The Annual General Meeting approved the Board of Directors’ proposal to authorize the Board of Directors to decide upon the issuing of a maximum of 6,000,000 shares as a share issue against payment or by giving stock options or other special rights entitling to shares, in accordance with Chapter 10 Section 1 of the Finnish Companies Act, either according to the shareholders’ pre-emptive right to share subscription or deviating from this right, in one or more tranches. Based on the authorization, it can be either issuing of new shares or transfer of own shares, which the company possibly has in its possession. Based on the authorization, the Board of Directors shall have the same rights as the Annual General Meeting to decide upon the issuing of shares against payment and special rights (including stock options) in accordance with Chapter 10 Section 1 of the Finnish Companies Act. Thereby, the authorization to be given to the Board of Directors includes, inter alia, the right to deviate from the shareholders’ pre-emptive rights with directed issues providing that the company has a weighty financial reason for the deviation in respect of the share issue against payment.

Furthermore, the authorization includes the Board of Directors’ right to decide upon who are entitled to the shares and/or stock options or special rights in accordance with Chapter 10 Section 1 of the Finnish Companies Act as well as upon the related compensation, subscription and payment periods and upon the registering of the subscription price into the share capital or invested non-restricted equity fund within the limits of the Finnish Companies Act.

The authorization will be valid until the next Annual General Meeting, but will however expire at the latest on June 30th 2017.

The Annual General Meeting approved the Board of Directors’ proposal to authorize the Board of Directors to decide upon the acquiring of a maximum of 2,000,000 own shares of the company with assets belonging to the company’s non-restricted equity. This amount corresponds approximately to 6,37 percent of all the shares of the company. The shares can also be acquired otherwise than in proportion to the holdings of the existing shareholders (targeted repurchase). The maximum compensation to be paid for the acquired shares shall be the market price at the time of purchase, which is determined in the public trading.

The Board of Directors proposes that the authorization for the acquiring of the company’s own shares would be used, inter alia, in order to strengthen the company's capital structure, to finance and realize corporate acquisitions and other arrangements, to realize the share-based incentive programs of the company or otherwise to be kept by the company, to be transferred for other purposes or to be cancelled. The acquisition of shares reduces the company’s distributable non-restricted equity.

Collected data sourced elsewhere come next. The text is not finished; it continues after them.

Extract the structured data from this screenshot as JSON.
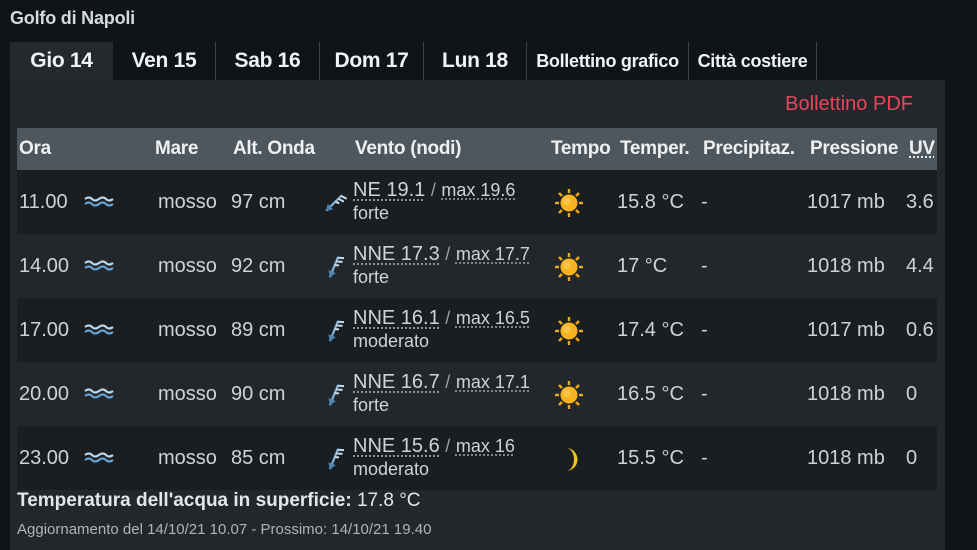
{
  "title": "Golfo di Napoli",
  "tabs": [
    "Gio 14",
    "Ven 15",
    "Sab 16",
    "Dom 17",
    "Lun 18",
    "Bollettino grafico",
    "Città costiere"
  ],
  "pdf_link": "Bollettino PDF",
  "headers": {
    "ora": "Ora",
    "mare": "Mare",
    "onda": "Alt. Onda",
    "vento": "Vento (nodi)",
    "tempo": "Tempo",
    "temper": "Temper.",
    "precip": "Precipitaz.",
    "pressione": "Pressione",
    "uv": "UV"
  },
  "rows": [
    {
      "ora": "11.00",
      "mare": "mosso",
      "onda": "97 cm",
      "wind_dir": "NE",
      "wind": "NE 19.1",
      "sep": "/",
      "max": "max 19.6",
      "level": "forte",
      "weather_icon": "sun-icon",
      "temp": "15.8 °C",
      "precip": "-",
      "pressione": "1017 mb",
      "uv": "3.6"
    },
    {
      "ora": "14.00",
      "mare": "mosso",
      "onda": "92 cm",
      "wind_dir": "NNE",
      "wind": "NNE 17.3",
      "sep": "/",
      "max": "max 17.7",
      "level": "forte",
      "weather_icon": "sun-icon",
      "temp": "17 °C",
      "precip": "-",
      "pressione": "1018 mb",
      "uv": "4.4"
    },
    {
      "ora": "17.00",
      "mare": "mosso",
      "onda": "89 cm",
      "wind_dir": "NNE",
      "wind": "NNE 16.1",
      "sep": "/",
      "max": "max 16.5",
      "level": "moderato",
      "weather_icon": "sun-icon",
      "temp": "17.4 °C",
      "precip": "-",
      "pressione": "1017 mb",
      "uv": "0.6"
    },
    {
      "ora": "20.00",
      "mare": "mosso",
      "onda": "90 cm",
      "wind_dir": "NNE",
      "wind": "NNE 16.7",
      "sep": "/",
      "max": "max 17.1",
      "level": "forte",
      "weather_icon": "sun-icon",
      "temp": "16.5 °C",
      "precip": "-",
      "pressione": "1018 mb",
      "uv": "0"
    },
    {
      "ora": "23.00",
      "mare": "mosso",
      "onda": "85 cm",
      "wind_dir": "NNE",
      "wind": "NNE 15.6",
      "sep": "/",
      "max": "max 16",
      "level": "moderato",
      "weather_icon": "moon-icon",
      "temp": "15.5 °C",
      "precip": "-",
      "pressione": "1018 mb",
      "uv": "0"
    }
  ],
  "footer": {
    "water_label": "Temperatura dell'acqua in superficie:",
    "water_value": "17.8 °C",
    "update": "Aggiornamento del 14/10/21 10.07 - Prossimo: 14/10/21 19.40"
  },
  "colors": {
    "accent": "#e8455c",
    "header_bg": "#4f575e",
    "panel_bg": "#22272b",
    "sun": "#f2a81d",
    "moon": "#f2c21d"
  }
}
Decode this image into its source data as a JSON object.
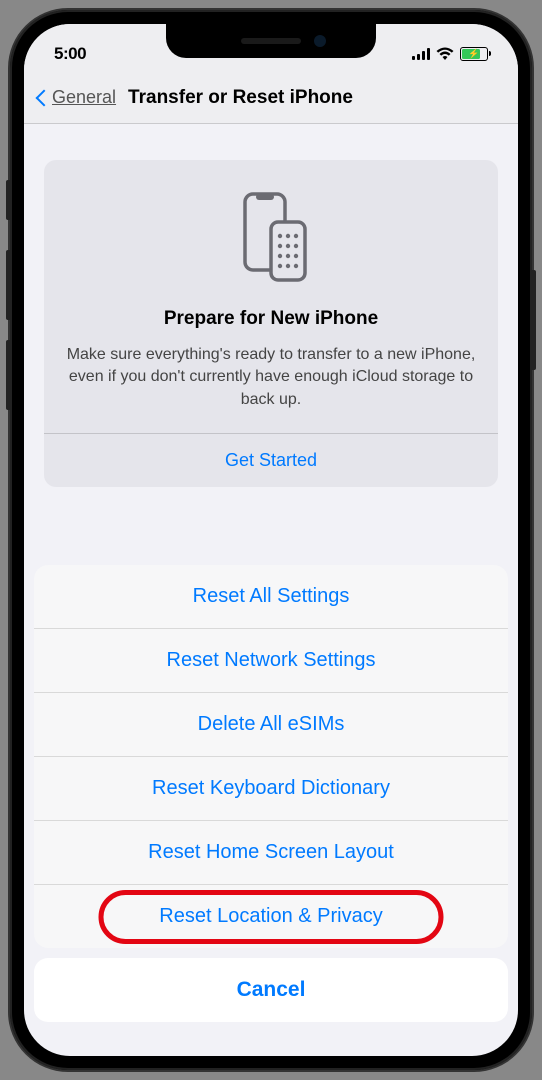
{
  "status_bar": {
    "time": "5:00"
  },
  "nav": {
    "back_label": "General",
    "title": "Transfer or Reset iPhone"
  },
  "prepare_card": {
    "title": "Prepare for New iPhone",
    "description": "Make sure everything's ready to transfer to a new iPhone, even if you don't currently have enough iCloud storage to back up.",
    "action_label": "Get Started"
  },
  "action_sheet": {
    "items": [
      "Reset All Settings",
      "Reset Network Settings",
      "Delete All eSIMs",
      "Reset Keyboard Dictionary",
      "Reset Home Screen Layout",
      "Reset Location & Privacy"
    ],
    "cancel_label": "Cancel",
    "highlighted_index": 5
  }
}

Decision concerning the acquiring of own shares cannot be made so that the combined amount of the own shares, which are in the possession of, or held as pledges by, the company or its subsidiaries exceeds one-tenth of all shares. The Board of Directors shall decide upon all other matters related to the acquisition of shares.

The authorization will be valid until the next Annual General Meeting, but will however expire at the latest on June 30th 2017.